Camp Tyson Book Complete; Publishers Sought
An old postcard depicts a
|Paris, Tenn. The locally-produced book on Camp Tyson has been
written and publishers are being sought for it. With financing and
the support of the Henry County Tennessee River Resort Act (TRRA)
board, the book was written by Shannon McFarlin of Paris. McFarlin
is a long-time professional writer with a master's degree in public
history from Murray State University. She also is a reporter and
weekend news editor for WMUF/WLZK.
It is the first book about Camp Tyson, which was the only WWII barrage balloon facility in the country. It includes extensive research and interviews with some 100 people, including former soldiers at the camp and others who housed soldiers and their families there or who had experience with the camp, including during its time as a POW facility for Italian and German prisoners.
The title is "As If They Were Ours: The Story of Camp Tyson, America's Only Barrage Balloon Training Facility." The book includes information on Camp Tyson that was gleaned from documents from the Library of Congress and other sources that has never before been published--from its construction through its dismantling and later purchase by the Spinks Clay company.
Camp Tyson was significant for several reasons, not least of which that it was the only barrage balloon facility in the country. It also was the training ground for the segregated all African-American 320th Barrage Balloon Battalion whose members were the first soldiers on the beach on D-Day and who used the training and balloons from Camp Tyson in that action. McFarlin interviewed soldiers who were at D-Day from that battalion.
It also is significant because of its use as a POW camp and the book contains never-before-published interviews and information on that aspect of the Camp Tyson story. McFarlin also has collected dozens of photographs of the Camp for use in the book.
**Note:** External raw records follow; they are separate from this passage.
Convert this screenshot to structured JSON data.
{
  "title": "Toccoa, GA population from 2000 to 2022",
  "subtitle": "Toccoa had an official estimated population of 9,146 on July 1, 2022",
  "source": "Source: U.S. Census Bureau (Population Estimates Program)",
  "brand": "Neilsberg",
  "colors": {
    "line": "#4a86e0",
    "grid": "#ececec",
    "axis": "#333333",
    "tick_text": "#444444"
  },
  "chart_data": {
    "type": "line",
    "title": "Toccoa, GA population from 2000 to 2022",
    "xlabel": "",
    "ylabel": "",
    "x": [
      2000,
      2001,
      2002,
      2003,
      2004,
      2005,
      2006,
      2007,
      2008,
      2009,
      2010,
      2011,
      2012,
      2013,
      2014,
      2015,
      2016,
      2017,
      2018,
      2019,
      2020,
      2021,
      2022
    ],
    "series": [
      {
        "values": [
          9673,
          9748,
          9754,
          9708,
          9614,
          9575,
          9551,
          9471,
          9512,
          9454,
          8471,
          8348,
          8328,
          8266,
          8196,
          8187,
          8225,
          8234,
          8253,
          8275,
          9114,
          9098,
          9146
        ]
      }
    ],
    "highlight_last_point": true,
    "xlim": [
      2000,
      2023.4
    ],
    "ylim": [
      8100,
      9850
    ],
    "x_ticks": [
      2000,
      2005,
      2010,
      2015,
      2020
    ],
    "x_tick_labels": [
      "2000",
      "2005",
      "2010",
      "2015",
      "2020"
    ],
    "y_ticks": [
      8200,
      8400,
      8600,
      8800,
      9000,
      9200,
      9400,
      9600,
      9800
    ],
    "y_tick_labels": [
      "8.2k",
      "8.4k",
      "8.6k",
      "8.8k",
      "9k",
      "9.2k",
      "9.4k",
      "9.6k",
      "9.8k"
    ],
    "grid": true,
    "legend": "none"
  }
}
The book was submitted to the TRRA board early in 2011 and members of the board and Chamber of Commerce officials have copies of it.
McFarlin and TRRA Board Member Connie McSwain are working, along with several others, on getting the book published. "We're trying to get it published through university presses and it had been submitted to a couple already and has been going through that process. If it cannot be published through a university press, we'll seek other avenues. We are working diligently on finding just the right publisher for the book. Publishing a book is a very lengthy, often tedious and frustrating process."
"I really can't wait for people to be able to read it," McFarlin said. "The Camp Tyson story is a compelling and exciting one. The book contains a lot of information that will be familiar to Henry Countians, but also much that will be new to them."